7月末からお盆前にかけては3月期銘柄の第1四半期を中心に決算発表が相次ぎました。第1四半期決算という事で通期見通しの修正などは多くありませんでしたが、内容は前期までの好調な流れを引き継いでいる銘柄や前期の反動で大きく上下している銘柄など明暗が分かれている印象でした。
という事で今回は良くも悪くも先日発表された決算が衝撃的だった4銘柄を検証していきます。
【8306】三菱UFJFG
最初の銘柄は三菱UFJFGです。
三菱UFJFGは、メガバンクの三菱UFJ銀行を中核に持つ金融持株会社で国内最大手の金融グループです。

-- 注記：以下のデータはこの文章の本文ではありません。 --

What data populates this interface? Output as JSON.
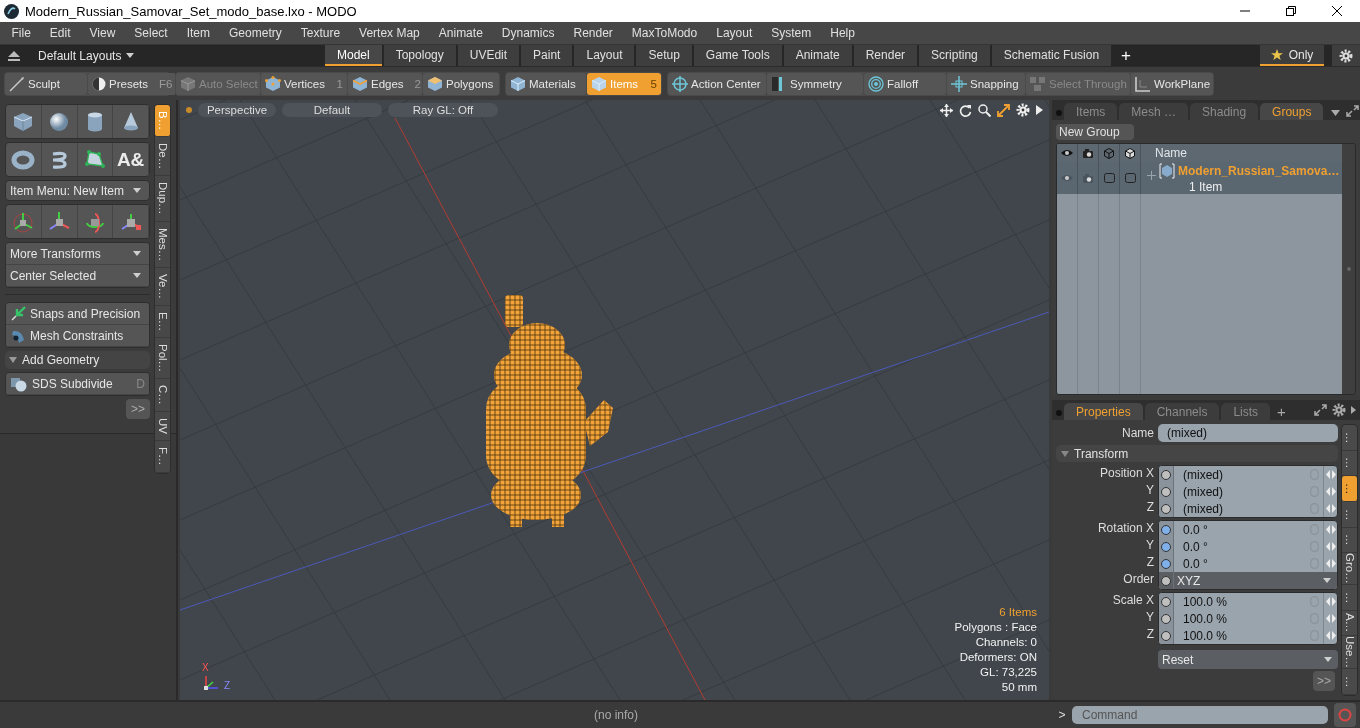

三菱UFJ銀行のほか、三菱UFJ証券やリースの三菱HCキャピタルなども傘下にしています。
そして近年は、アメリカを中心に海外への積極的な進出も進めています。
直近決算
三菱UFJFGは8月1日に第1四半期決算を発表しており、最終利益は5583億円と前年同期比4447億円の増益となっていますが、通期最終利益、年間配当予測に変更はありません。
業績好調の要因は、業務純益の増益や持分法適用会社であるMorgan Stanleyの持分法適用決算期の変更、前期MUB関連損失の反動に加え、円安の影響などとしています。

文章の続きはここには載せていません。